Review: I'd recently read one of Kasey Michaels' short stories and been delighted with her wit and fun dialogue, so I decided to pick up one of her full-length novels. Was I ever in for a disappointment.

The heroine is childish and has some of the worst dialogue I've ever seen. In the flashbacks I believe she was 17, but she sounded about 10. Her familiarity with the hero was absolutely ridiculous, even if she was just a country miss. Yes, maybe she was immature and had matured between the flashbacks and the real story, and you could definitely see a difference between her attitude and actions and even dialogue between those parts. But then why torture us with the flashbacks??? While it was necessary to know some of the details contained in them, reading them was torture.

Although the heroine could be annoying, she was *nothing* compared to the A-plot.
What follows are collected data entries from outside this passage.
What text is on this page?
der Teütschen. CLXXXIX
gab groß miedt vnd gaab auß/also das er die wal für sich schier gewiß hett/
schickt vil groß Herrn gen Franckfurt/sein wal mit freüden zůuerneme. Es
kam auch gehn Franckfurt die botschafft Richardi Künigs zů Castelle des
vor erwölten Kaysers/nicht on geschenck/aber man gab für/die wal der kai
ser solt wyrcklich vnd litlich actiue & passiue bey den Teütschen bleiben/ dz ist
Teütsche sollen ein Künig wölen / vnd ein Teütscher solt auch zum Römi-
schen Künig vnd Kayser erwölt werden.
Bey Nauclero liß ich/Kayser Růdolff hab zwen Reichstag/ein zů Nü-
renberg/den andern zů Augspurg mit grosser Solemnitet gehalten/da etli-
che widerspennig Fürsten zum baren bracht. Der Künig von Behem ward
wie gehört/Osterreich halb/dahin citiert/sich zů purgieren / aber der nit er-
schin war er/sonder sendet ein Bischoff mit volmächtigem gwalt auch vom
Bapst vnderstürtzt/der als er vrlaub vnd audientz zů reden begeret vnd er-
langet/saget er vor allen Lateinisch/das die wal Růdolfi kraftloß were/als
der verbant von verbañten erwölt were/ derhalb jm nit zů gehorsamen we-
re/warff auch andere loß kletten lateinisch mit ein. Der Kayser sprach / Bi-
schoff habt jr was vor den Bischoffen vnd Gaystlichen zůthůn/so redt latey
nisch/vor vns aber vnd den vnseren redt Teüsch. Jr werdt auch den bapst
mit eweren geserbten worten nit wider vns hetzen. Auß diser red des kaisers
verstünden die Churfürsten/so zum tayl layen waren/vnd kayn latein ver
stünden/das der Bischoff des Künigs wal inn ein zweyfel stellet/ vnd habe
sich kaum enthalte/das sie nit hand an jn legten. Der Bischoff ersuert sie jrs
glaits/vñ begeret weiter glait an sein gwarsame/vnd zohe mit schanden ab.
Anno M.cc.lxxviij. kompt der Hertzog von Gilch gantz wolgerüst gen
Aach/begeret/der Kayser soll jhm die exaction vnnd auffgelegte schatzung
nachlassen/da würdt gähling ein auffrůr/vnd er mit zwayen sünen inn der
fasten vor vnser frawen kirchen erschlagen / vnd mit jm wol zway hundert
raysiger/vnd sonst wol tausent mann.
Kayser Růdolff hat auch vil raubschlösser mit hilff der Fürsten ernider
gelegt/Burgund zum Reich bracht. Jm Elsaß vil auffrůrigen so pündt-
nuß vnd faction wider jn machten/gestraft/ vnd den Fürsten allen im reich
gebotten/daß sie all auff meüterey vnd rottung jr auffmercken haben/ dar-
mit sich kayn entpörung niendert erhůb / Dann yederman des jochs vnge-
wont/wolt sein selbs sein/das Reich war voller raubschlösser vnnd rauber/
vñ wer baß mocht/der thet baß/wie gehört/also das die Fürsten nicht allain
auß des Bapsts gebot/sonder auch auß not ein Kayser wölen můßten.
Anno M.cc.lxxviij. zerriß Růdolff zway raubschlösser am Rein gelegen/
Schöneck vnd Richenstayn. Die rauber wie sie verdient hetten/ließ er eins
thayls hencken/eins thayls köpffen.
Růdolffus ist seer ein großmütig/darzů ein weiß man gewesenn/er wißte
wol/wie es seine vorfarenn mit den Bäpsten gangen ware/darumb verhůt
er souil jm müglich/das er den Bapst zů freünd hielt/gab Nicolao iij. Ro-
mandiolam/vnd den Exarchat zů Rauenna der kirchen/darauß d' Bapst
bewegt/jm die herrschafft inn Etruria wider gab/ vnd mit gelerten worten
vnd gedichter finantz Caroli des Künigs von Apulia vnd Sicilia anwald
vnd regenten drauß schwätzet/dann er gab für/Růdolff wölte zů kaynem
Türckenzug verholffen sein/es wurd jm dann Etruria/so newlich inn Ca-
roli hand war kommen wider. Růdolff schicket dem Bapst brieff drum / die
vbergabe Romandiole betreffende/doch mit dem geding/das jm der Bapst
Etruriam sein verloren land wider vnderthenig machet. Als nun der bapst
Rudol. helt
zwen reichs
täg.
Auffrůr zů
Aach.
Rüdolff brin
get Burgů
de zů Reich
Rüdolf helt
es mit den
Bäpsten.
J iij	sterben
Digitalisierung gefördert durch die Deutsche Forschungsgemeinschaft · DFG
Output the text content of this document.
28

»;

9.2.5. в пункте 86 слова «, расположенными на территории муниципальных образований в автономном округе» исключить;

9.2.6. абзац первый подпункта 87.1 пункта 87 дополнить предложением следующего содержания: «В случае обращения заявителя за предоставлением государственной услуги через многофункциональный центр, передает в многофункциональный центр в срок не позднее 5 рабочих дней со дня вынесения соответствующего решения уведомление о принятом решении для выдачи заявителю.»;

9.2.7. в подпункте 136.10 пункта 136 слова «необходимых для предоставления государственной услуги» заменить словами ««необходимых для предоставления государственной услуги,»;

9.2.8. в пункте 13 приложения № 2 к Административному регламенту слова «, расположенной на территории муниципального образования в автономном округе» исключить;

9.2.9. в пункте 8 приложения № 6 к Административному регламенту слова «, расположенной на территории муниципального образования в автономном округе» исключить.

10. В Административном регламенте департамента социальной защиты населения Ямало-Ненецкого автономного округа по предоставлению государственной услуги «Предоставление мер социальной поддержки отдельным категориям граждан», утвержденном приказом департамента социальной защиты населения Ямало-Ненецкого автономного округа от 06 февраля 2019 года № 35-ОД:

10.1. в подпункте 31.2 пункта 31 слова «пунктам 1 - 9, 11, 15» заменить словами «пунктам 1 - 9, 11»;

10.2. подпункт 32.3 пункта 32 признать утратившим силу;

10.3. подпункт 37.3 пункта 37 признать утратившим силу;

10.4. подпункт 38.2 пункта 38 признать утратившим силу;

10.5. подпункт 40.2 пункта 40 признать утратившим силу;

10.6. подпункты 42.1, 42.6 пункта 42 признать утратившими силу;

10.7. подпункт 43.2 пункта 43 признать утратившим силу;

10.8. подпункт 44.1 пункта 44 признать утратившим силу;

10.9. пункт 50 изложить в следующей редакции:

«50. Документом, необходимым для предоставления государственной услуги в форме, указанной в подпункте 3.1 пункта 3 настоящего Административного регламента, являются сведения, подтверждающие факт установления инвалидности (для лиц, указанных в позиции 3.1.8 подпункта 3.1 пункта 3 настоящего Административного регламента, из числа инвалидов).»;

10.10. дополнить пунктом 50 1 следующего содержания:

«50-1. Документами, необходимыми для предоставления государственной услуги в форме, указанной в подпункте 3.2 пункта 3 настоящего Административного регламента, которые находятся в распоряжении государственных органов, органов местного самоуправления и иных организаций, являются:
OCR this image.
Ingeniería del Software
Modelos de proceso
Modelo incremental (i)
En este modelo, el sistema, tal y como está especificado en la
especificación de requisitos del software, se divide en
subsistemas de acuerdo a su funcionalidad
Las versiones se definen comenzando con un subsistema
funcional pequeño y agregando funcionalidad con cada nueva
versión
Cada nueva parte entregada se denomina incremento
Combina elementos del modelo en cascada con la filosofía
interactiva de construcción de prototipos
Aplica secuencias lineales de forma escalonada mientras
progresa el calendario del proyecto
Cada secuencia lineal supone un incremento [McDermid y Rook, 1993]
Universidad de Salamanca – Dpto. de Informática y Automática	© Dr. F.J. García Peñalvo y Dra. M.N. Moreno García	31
Apparently the devil has decided that he's bored, and, look, there's this display of perfect love! Great, so he can just come down to earth with the sole purpose of destroying it. This sound farfetched to anyone else? I kept hoping against hope that the real explanation would be something much more normal, but no.

I definitely don't recommend this book. Based on the one short story of Michaels' that I loved, called "The Ninth Miss Noddenly" I believe, I may try one of her other books. I just hope she can manage an A-plot that's a little more down to Earth (or at least makes a bit more sense).

Rating: 1 stars
Summary: Ugh!
Review: Maybe this book got better at the end, but I wouldn't know. At first I was just skipping the BORING flashbacks, then I quit all of it. Too many evil characters. A depressing hero. A childish heroine. I just wanted the devil to send them all to purgatory and spare me this hellish story.